I need to find N largest elements in a big collection of data.
I have:
A job that iterates through these items and finds item with largest value
Item largest = null;
// Page through big data
List<Item> items = getNextPage(pageSize);
while (items.size() > 0) {
// Update largest item based on values from current page
for (Item current : items) {
if (largest == null || largest.getValue() < current.getValue()) {
largest = current;
}
}
// Move to next page
items = getNextPage(pageSize);
}
I need:
My approach:
I was thinking about something like priority queue with fixed size
class PQsort implements Comparator<Item> {
public int compare(Item one, Item two) {
return two.getValue() - one.getValue();
}
}
PriorityQueue<Item> pq = new PriorityQueue<Item>(101, new PQsort());
...while...for...
pq.offer(current);
if (pq.size() == 101) {
// Remove the tail somehow
}
...
Removing the tail: Removing tail element of priority queue
What is the optimal solution for this task?

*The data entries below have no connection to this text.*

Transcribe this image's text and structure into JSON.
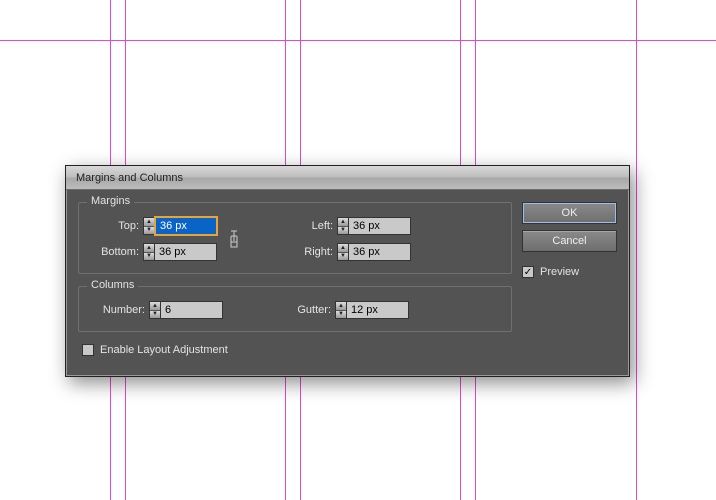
{
  "dialog": {
    "title": "Margins and Columns"
  },
  "margins": {
    "legend": "Margins",
    "top_label": "Top:",
    "top_value": "36 px",
    "bottom_label": "Bottom:",
    "bottom_value": "36 px",
    "left_label": "Left:",
    "left_value": "36 px",
    "right_label": "Right:",
    "right_value": "36 px"
  },
  "columns": {
    "legend": "Columns",
    "number_label": "Number:",
    "number_value": "6",
    "gutter_label": "Gutter:",
    "gutter_value": "12 px"
  },
  "buttons": {
    "ok": "OK",
    "cancel": "Cancel"
  },
  "preview": {
    "label": "Preview",
    "checked": "✓"
  },
  "adjust": {
    "label": "Enable Layout Adjustment"
  }
}
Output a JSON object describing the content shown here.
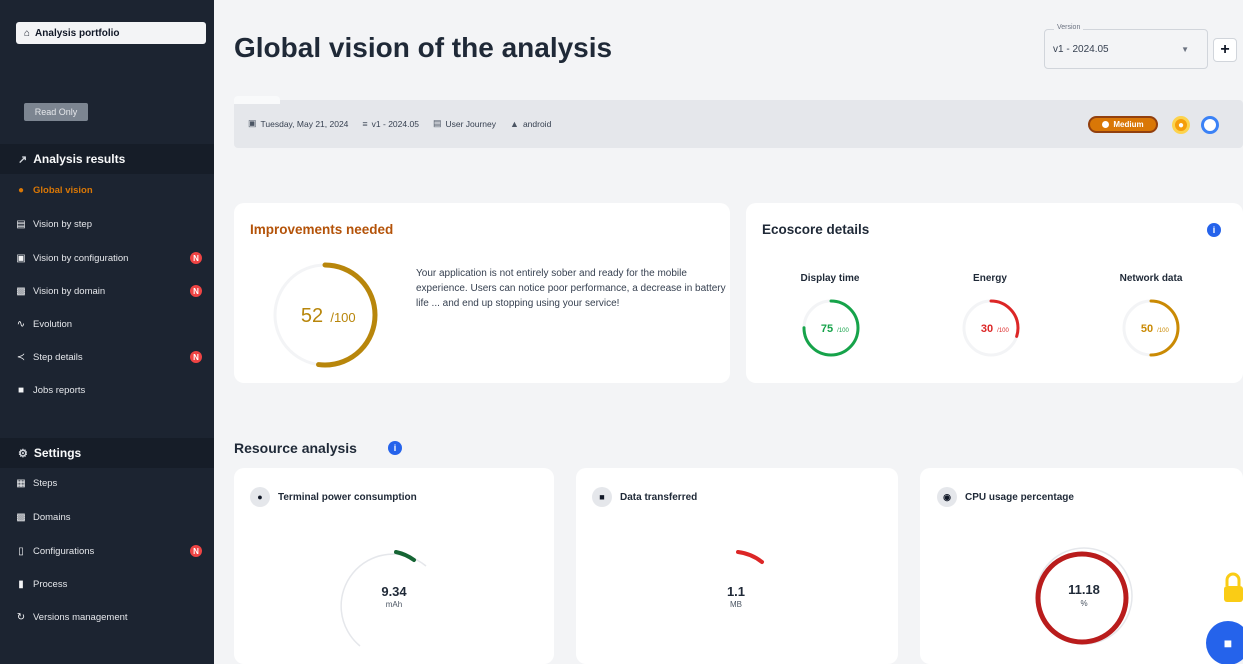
{
  "sidebar": {
    "portfolio_label": "Analysis portfolio",
    "readonly_label": "Read Only",
    "analysis_section": "Analysis results",
    "analysis_items": [
      {
        "label": "Global vision",
        "badge": ""
      },
      {
        "label": "Vision by step",
        "badge": ""
      },
      {
        "label": "Vision by configuration",
        "badge": "N"
      },
      {
        "label": "Vision by domain",
        "badge": "N"
      },
      {
        "label": "Evolution",
        "badge": ""
      },
      {
        "label": "Step details",
        "badge": "N"
      },
      {
        "label": "Jobs reports",
        "badge": ""
      }
    ],
    "settings_section": "Settings",
    "settings_items": [
      {
        "label": "Steps",
        "badge": ""
      },
      {
        "label": "Domains",
        "badge": ""
      },
      {
        "label": "Configurations",
        "badge": "N"
      },
      {
        "label": "Process",
        "badge": ""
      },
      {
        "label": "Versions management",
        "badge": ""
      }
    ]
  },
  "header": {
    "title": "Global vision of the analysis",
    "version_label": "Version",
    "version_value": "v1 - 2024.05",
    "add_label": "+"
  },
  "infobar": {
    "date": "Tuesday, May 21, 2024",
    "version": "v1 - 2024.05",
    "journey": "User Journey",
    "platform": "android",
    "level": "Medium"
  },
  "improvements": {
    "title": "Improvements needed",
    "score": "52",
    "score_max": "/100",
    "score_fraction": 0.52,
    "text": "Your application is not entirely sober and ready for the mobile experience. Users can notice poor performance, a decrease in battery life ... and end up stopping using your service!"
  },
  "ecoscore": {
    "title": "Ecoscore details",
    "info": "i",
    "gauges": [
      {
        "label": "Display time",
        "value": "75",
        "max": "/100",
        "fraction": 0.75,
        "color": "#16a34a"
      },
      {
        "label": "Energy",
        "value": "30",
        "max": "/100",
        "fraction": 0.3,
        "color": "#dc2626"
      },
      {
        "label": "Network data",
        "value": "50",
        "max": "/100",
        "fraction": 0.5,
        "color": "#ca8a04"
      }
    ]
  },
  "resources": {
    "title": "Resource analysis",
    "info": "i",
    "cards": [
      {
        "label": "Terminal power consumption",
        "value": "9.34",
        "unit": "mAh",
        "color": "#166534"
      },
      {
        "label": "Data transferred",
        "value": "1.1",
        "unit": "MB",
        "color": "#dc2626"
      },
      {
        "label": "CPU usage percentage",
        "value": "11.18",
        "unit": "%",
        "color": "#b91c1c"
      }
    ]
  },
  "colors": {
    "sidebar_bg": "#1c2431",
    "accent": "#d97706",
    "primary": "#2563eb",
    "badge_red": "#ef4444"
  },
  "icons": {
    "portfolio": "home-icon",
    "chat": "chat-icon",
    "lock": "lock-icon"
  }
}
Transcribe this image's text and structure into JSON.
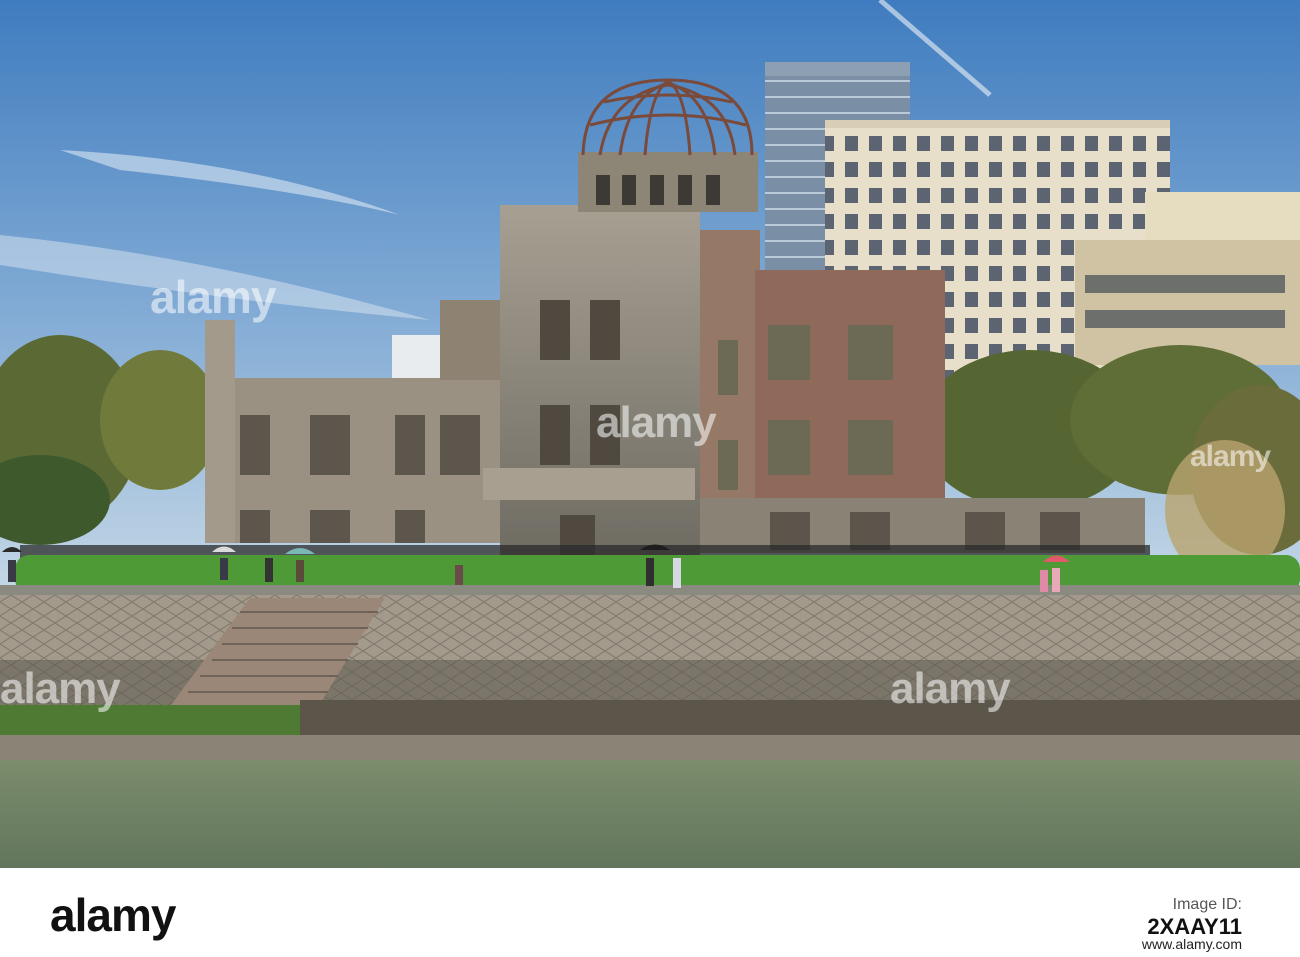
{
  "scene": {
    "subject": "Atomic Bomb Dome",
    "colors": {
      "sky_top": "#4d86c2",
      "sky_bottom": "#b7cfe2",
      "ruin_stone": "#9b8f80",
      "brick": "#8f6a5a",
      "hedge": "#4b9a36",
      "water": "#6f8466"
    }
  },
  "watermarks": {
    "center_logo": "alamy",
    "mid_left": "alamy",
    "mid_right": "alamy",
    "low_left": "alamy",
    "low_right": "alamy"
  },
  "footer": {
    "brand": "alamy",
    "image_id_label": "Image ID:",
    "image_id": "2XAAY11",
    "website": "www.alamy.com"
  }
}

A couple of thoughts on this.
This task is well suited for using multiple processors. You could split the pages across a pool of threads and then combine the results as they complete.
It's unnecessary to insert each value, allow the collection to sort and then remove the smallest. Quicker would be to just check if each item is larger than the smallest (i.e. the last) item in the collection.
Here's a simple example finding the 100 largest integers in an array of 10,000 random integers.
Queue<Integer> largest = new PriorityQueue<>(100);
for (int item : new Random().ints(10000, 0, 100).toArray()) {
if (largest.size() < 100 || largest.peek() < item) {
if (largest.size() == 100)
largest.remove();
largest.add(item);
}
}
System.out.println(largest);